Es ist gesichert, daß die regelmäßige prophylaktische Einnahme von Azetylsalizylsäure (ASS) koronare Ereignisse, Schlaganfälle und Thromboembolien bei Vorhofflimmern signifikant reduzieren kann. Nach dem Prinzip „No gain without pain“ müssen auf der anderen Seite vermehrt gastrointestinale (GI) Blutungen und eine verlängerte Blutungszeit bei Unfällen oder Notoperationen in Kauf genommen werden. S. Derry und Y.K. Loke aus Oxford untersuchten in einer Metaanalyse, basierend auf Daten von ca. 60000 Patienten, das Ausmaß der Zunahme von GI-Blutungen (Brit. Med. J. 2000, 321, 1183). Es wurden 24 Studien ausgewertet, in denen ASS (50-1500 mg/d ) versus Plazebo oder keine Therapie bei Einnahme über mindestens 12 Monate ( im Mittel 28 Monate) ausgewertet wurden. Die Ergebnisse, ausgedrückt als „Odds ratio“ (OR) und 95% Konfidenzintervalle (CI), sind in einer Tabelle getrennt nach „Low dose“ ASS (50 bis 162 mg/d) und „High dose“ (höhere Tagesdosen) dargestellt. Zielgröße waren alle GI-Blutungen, fast alle mit den klinischen Zeichen Hämatemesis und/oder Melaena.
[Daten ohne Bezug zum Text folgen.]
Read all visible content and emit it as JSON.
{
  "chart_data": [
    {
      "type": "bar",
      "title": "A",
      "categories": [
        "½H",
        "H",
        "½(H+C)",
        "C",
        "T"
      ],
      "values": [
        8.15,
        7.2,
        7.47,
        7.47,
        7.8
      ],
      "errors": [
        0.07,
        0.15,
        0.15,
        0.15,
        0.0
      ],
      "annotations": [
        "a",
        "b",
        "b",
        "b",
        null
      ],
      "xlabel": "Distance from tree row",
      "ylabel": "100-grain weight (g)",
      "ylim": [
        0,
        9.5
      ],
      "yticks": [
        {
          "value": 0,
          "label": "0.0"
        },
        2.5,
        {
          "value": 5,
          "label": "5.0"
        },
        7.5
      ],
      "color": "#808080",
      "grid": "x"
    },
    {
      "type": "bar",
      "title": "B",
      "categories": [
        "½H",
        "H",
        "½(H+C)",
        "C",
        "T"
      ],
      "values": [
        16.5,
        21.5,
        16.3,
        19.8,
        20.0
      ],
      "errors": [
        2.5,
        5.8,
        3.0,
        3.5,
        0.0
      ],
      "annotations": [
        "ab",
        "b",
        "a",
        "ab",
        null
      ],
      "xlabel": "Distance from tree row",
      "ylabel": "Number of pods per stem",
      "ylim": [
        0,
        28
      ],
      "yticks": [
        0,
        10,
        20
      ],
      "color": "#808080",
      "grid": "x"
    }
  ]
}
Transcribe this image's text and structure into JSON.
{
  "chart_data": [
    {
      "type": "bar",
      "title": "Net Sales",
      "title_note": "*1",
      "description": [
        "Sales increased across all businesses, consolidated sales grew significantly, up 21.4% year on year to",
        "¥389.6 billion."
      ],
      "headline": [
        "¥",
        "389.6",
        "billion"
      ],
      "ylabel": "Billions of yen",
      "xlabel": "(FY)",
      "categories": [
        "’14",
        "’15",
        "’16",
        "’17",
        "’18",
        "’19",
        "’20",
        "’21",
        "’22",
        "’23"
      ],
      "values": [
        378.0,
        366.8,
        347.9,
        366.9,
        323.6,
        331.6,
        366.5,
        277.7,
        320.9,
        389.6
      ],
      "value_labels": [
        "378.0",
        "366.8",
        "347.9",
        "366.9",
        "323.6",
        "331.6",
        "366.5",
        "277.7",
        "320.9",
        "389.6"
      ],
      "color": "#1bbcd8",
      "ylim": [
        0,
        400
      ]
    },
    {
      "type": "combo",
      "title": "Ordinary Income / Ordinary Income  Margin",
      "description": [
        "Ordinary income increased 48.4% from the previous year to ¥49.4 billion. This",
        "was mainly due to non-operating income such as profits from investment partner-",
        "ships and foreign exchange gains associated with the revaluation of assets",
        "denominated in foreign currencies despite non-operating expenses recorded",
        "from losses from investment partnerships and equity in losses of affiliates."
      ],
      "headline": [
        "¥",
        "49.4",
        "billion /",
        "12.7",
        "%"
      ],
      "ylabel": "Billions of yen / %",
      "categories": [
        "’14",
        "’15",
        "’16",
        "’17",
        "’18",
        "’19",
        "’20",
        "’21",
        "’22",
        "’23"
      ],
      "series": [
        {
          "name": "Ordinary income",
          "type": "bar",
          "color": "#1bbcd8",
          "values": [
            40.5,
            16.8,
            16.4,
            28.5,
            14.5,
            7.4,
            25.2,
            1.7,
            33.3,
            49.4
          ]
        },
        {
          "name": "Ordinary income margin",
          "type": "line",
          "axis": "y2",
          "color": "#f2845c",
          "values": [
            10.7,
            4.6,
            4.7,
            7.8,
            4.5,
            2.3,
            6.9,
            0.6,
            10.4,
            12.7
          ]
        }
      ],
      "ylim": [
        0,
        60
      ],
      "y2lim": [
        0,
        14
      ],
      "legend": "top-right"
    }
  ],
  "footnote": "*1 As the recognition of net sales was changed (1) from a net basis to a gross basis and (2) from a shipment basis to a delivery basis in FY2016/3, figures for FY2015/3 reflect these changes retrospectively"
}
In 22 der 24 Studien war die OR > 1, d.h. Patienten, die ASS einnahmen, hatten häufiger Blutungen als solche, die Plazebo oder keine ASS einnahmen. Im Mittel hatten 2,47% der Patienten mit ASS und 1,42% ohne ASS im Beobachtungszeitraum GI-Blutungen (OR: 1,68; CI 1,51-1,88). Der Unterschied ist hochsignifikant. Erstaunlicherweise waren GI-Blutungen nach Einnahme niedriger ASS-Dosen nicht signifikant seltener als nach hohen Dosen (2,3% Blutungen bei ASS-Dosen W 162 mg/d). Auch teure „Modified release“-ASS-Tabletten oder Kapseln schnitten nicht besser ab.

Die Ergebnisse führen zu der Erkenntnis, daß die routinemäßige Einnahme von ASS durch Menschen über 50 Jahre mit niedrigem kardialen Risiko zur primären Prophylaxe – wie in den USA offenbar schon üblich – nicht sinnvoll ist. Je größer das individuelle Risiko eines der zu verhindernden kardiovaskulären Ereignisses ist, um so sicherer wird die Indikation für ASS sein (bei fehlenden Kontraindikationen). Für andere Personen gilt die am Ende eines begleitenden Editorials von M.R. Tramer aus Genf zum selben Thema gemachte Feststellung: „… it may be more appropriate for some people to eat an apple rather than an aspirin a day“ (Brit. Med. J. 2000, 321, 1170).

Fazit: Etwa einer von 100 Patienten, die ASS nehmen, erleidet in einem Zeitraum von 28 Monaten hierdurch eine gastrointestinale Blutung. Eine Reduktion der Dosis oder spezielle galenische Zubereitungen von ASS ändern daran nichts. Vor- und Nachteile einer dauerhaften prophylaktischen ASS-Einnahme sind deshalb sorgfältig gegeneinander abzuwägen.